Lab 5: Principal Component Analysis

Project due Friday night Mar 20, 2014

The goal of this week's lab is to add the capability to execute a principal component analysis (PCA) on a data set.


Tasks

Executing a PCA analysis creates three things. First, it generates the eigenvectors, which specify a new basis, or set of axes, for the data. Second, it generates the eigenvalues, which indicate how important each eigenvector is to representing the data. Third, projecting the data from its original data space into the PCA space generates a set of transformed data.

Because the transformed data is, for all intents and purposes, a new data set, it makes sense to use a Data object to hold it. However, we need to extend that Data object to include fields for the mean values, eigenvectors and eigenvalues, as well as information such as the set of columns used for the analysis. Therefore, it makes sense to extend the Data class and create a child class, PCAData class, that will hold the results of a PCA analysis.

  1. Implement a new class PCAData that is derived from the Data class. You can put this new class into your data.py file or create a new file for it. The class should use the same fields as the parent class to store the original and projected data (treated as one set of numeric columns). It should add fields to store the eigenvalues (numpy matrix or list), the eigenvectors (numpy matrix), the mean data values (numpy matrix), and the projected data (numpy matrix).

    You will need to make sure that all of the fields of the Data class get populated when you create the PCAData class, including the field that holds the raw data.

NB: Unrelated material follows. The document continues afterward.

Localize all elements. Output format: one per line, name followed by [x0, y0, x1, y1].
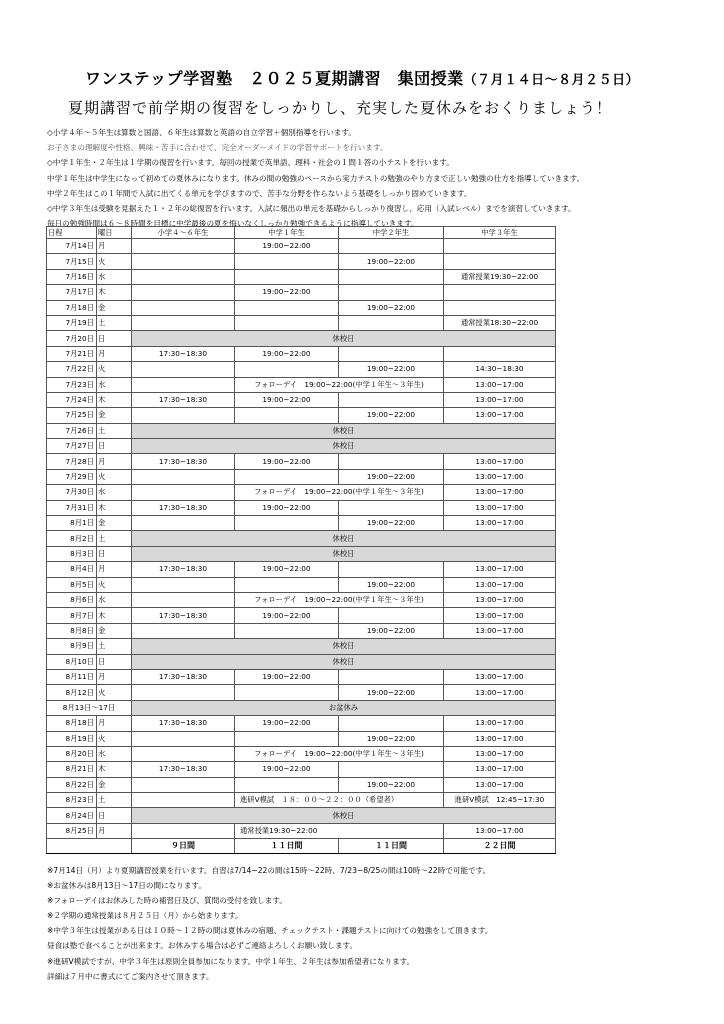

    For test files to work, your PCAData class must support the following methods. You can make whatever other methods you feel will be useful.

    • get_eigenvalues() - Return a copy of the eigenvalues in a numpy matrix. The return value is a single-row matrix.
    • get_eigenvectors() - Return a copy of the eigenvectors in a numpy matrix. Each eigenvector is a column.
    • get_data_mean() - Return a single-row matrix containing the mean of each numeric column in the original data.
    • get_pca_headers() - Return a list of strings naming the headers of the columns that contain the data projected onto the principal components.
    • get_data_headers() - Return a list of strings naming the headers of the columns that contain the original data.

    If you would like to copy/paste/modify Stephanie's code, it is here. If you have used the suggested field names and meanings given in the instructions for project 2, this will be straight forward. If not, it may be easier to write your own code from scratch.

    Test your PCAData class with this file.

  2. Implement a function/method pca in your analysis file/class. The function should take in a list of column IDs and return a PCAData object with the set of source columns, eigenvalues, eigenvectors, and projected data within it.

    If you run this test file on this data file, then you should get this result. Note that you will need to make some modifications to the test code if you have used different methods/fields in your Data class than those used by Stephanie.


When you are done with the lab exercises, you may start on the rest of the project.